To save time (sic), I reinstalled Win 7 on another HDD (320 GB Hitachi) while I waited for the replacement. The replacement arrived, same Seagate model number, and I cloned from the 320 GB to the new 500 GB, resized the partitions and filesystem. Booted fine, did a couple of Windows Updates, rebooted and fell off a cliff.
Continuous crashes/restarts of explorer.exe and the audio subsystem whenever (almost) anything is clicked. Can only shutdown via Ctrl-Alt-Del.
Clean reinstall to a nuked drive fails to boot without restarting after the Windows splash screen.
Tried:
- Cloning temporary drive to new drive with Clonezilla (standard practice here);
- Cloned drive to drive with Seagate's Acronis – same result;
- sfc /scannow (from within Windows and Recovery Console) – unable to repair errors;
- Clean install – fails to boot;
- Pre-partitioned (and aligned);
- Windows installer partitions.
The new disk checks out okay (SeaTools), except that it warns of a historic over-temperature (70 C). (I'm confident that this hasn't happened in my care.)
Memtest okay.
Zero problems running with the temporary (Hitachi 320 GB) drive.

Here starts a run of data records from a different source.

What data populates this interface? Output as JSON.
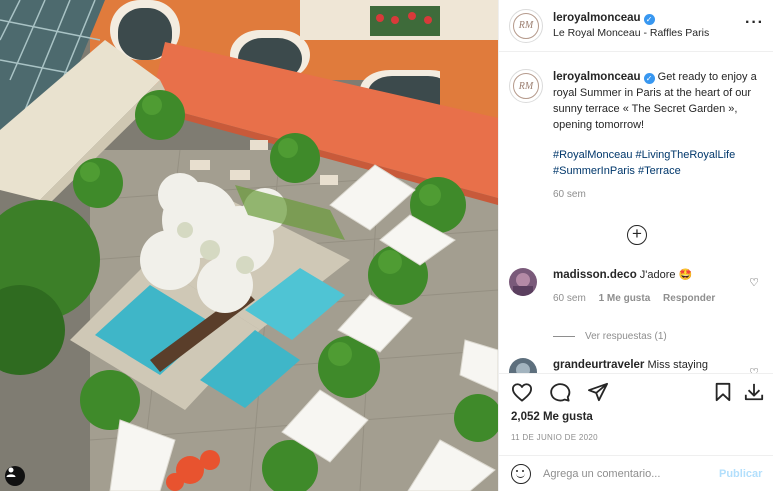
{
  "post": {
    "username": "leroyalmonceau",
    "location": "Le Royal Monceau - Raffles Paris",
    "avatar_initials": "RM",
    "more_icon": "more-options-icon"
  },
  "caption": {
    "username": "leroyalmonceau",
    "text": "Get ready to enjoy a royal Summer in Paris at the heart of our sunny terrace « The Secret Garden », opening tomorrow!",
    "hashtags": "#RoyalMonceau #LivingTheRoyalLife #SummerInParis #Terrace",
    "time": "60 sem"
  },
  "comments": [
    {
      "username": "madisson.deco",
      "text": "J'adore 🤩",
      "time": "60 sem",
      "likes": "1 Me gusta",
      "reply": "Responder",
      "view_replies": "Ver respuestas (1)"
    },
    {
      "username": "grandeurtraveler",
      "text": "Miss staying"
    }
  ],
  "actions": {
    "likes": "2,052 Me gusta",
    "date": "11 DE JUNIO DE 2020"
  },
  "composer": {
    "placeholder": "Agrega un comentario...",
    "publish": "Publicar"
  },
  "colors": {
    "verified": "#3897f0",
    "awning": "#e8704a",
    "pool": "#3fb6c8",
    "hashtag": "#00376b",
    "publish_disabled": "#b2dffc"
  }
}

No options in the BIOS to change SATA compatibility (or much else).
I'm fairly sure that this is a twist on the 512e débacle (512 logical/4k physical sectors), but Win 7 SP1 has never caused a problem before and I have used the same Hitachi drive to do the same temporary job twice in the last couple of months, always to a larger WD-AF drive, without any drama.
Clearly the Vaio (spit) has a problem. Any suggestions? A new WD Blue (AF drive) isn't even seen by the Vaio BIOS, though it's fine in anything else.
Edit to add: the Hitachi is an older 512/512 drive.
Sorry for the epic (length-wise) post.
Not sure that this is really the right forums as we don't have a 'Garbage' section.
Machine:
Sony Vaio PCG (VPCEE3J1E), Windows 7 SP1 x64, AMD Ath P340, AMD chipset, Insyde BIOS.
It first came in in April 2014 with a broken hard drive (dropped, physical damage, unbootable). I fitted a new Seagate 500 GB from stock, the same size as the original. All good.
It came in again at the beginning of this year, with the HDD not recognised by the BIOS. I suspect that the spindle was not turning – quiet chugging noise for a few seconds, then nothing. Same result on a USB adapter plugged in to a different machine. Sent it back to Seagate for a warranty replacement.
To save time (sic), I reinstalled Win 7 on another HDD (320 GB Hitachi) while I waited for the replacement. The replacement arrived, same Seagate model number, and I cloned from the 320 GB to the new 500 GB, resized the partitions and filesystem. Booted fine, did a couple of Windows Updates, rebooted and fell off a cliff.
Continuous crashes/restarts of explorer.exe and the audio subsystem whenever (almost) anything is clicked. Can only shutdown via Ctrl-Alt-Del.
Clean reinstall to a nuked drive fails to boot without restarting after the Windows splash screen.
Tried:
- Cloning temporary drive to new drive with Clonezilla (standard practice here);
- Cloned drive to drive with Seagate's Acronis – same result;
- sfc /scannow (from within Windows and Recovery Console) – unable to repair errors;
- Clean install – fails to boot;
- Pre-partitioned (and aligned);
- Windows installer partitions.
The new disk checks out okay (SeaTools), except that it warns of a historic over-temperature (70 C). (I'm confident that this hasn't happened in my care.)
Memtest okay.
Zero problems running with the temporary (Hitachi 320 GB) drive.
No options in the BIOS to change SATA compatibility (or much else).
I'm fairly sure that this is a twist on the 512e débacle (512 logical/4k physical sectors), but Win 7 SP1 has never caused a problem before and I have used the same Hitachi drive to do the same temporary job twice in the last couple of months, always to a larger WD-AF drive, without any drama.
Clearly the Vaio (spit) has a problem. Any suggestions? A new WD Blue (AF drive) isn't even seen by the Vaio BIOS, though it's fine in anything else.
Edit to add: the Hitachi is an older 512/512 drive.
Sorry for the epic (length-wise) post.